À l'heure où les prix de l'essence s'envolent, de nombreuses initiatives voient le jour pour encourager l'utilisation du vélo au quotidien. C'est le message fort que les associations ont tenté de faire passer lors de la fête de l'écomobilité à Guéret le 6 mai, où le vélo a été proposé comme alternative viable pour les petits trajets, même en milieu rural.
Les professionnels du secteur estiment que la Creuse pourrait réduire son empreinte carbonée en incitant ses habitants à privilégier le vélo pour les déplacements de moins de 15 km, notamment ceux vivant aux abords des grandes communes telles que Guéret, La Souterraine et Aubusson. "Nous visons surtout les trajets de moins de 5 km, souvent réalisés en voiture, mais qui peuvent facilement être remplacés par un vélo", explique Isabelle Pagés, de la Fédération des usagères et usagers de la bicyclette, elle-même adepte du vélo pour ses courses et ses trajets vers la gare.
Les témoignages des cyclistes commencent à se multiplier.

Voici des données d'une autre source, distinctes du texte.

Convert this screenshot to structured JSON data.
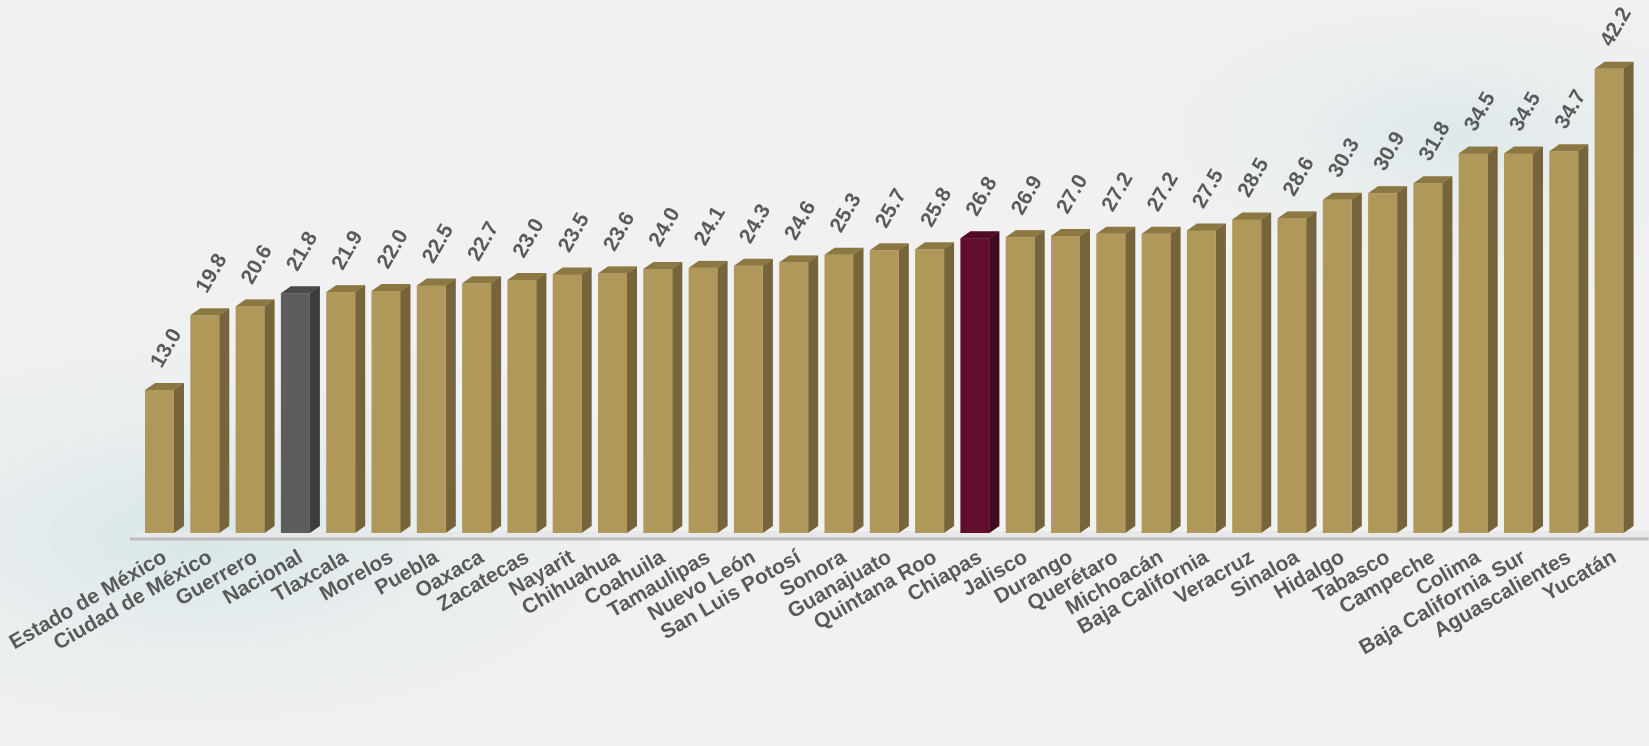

Vincent, qui parcourt quotidiennement 10 km en vélo électrique entre son domicile à Saint-Laurent et son travail à Guéret, souligne les bénéfices économiques de sa pratique : "Posséder un vélo à 3.000 euros est bien moins onéreux que d'avoir deux voitures. Mon médecin me dit même que c'est bon pour la santé !" En effet, la transition semble séduire de plus en plus de Creusois, passant de 50 à 150 cyclistes réguliers en l'espace de cinq ans, même si seulement 2% des habitants de Guéret choisissent encore le vélo comme moyen de transport principal, les chiffres de l'INSEE révélant que 25% de la population opte pour des alternatives à la voiture.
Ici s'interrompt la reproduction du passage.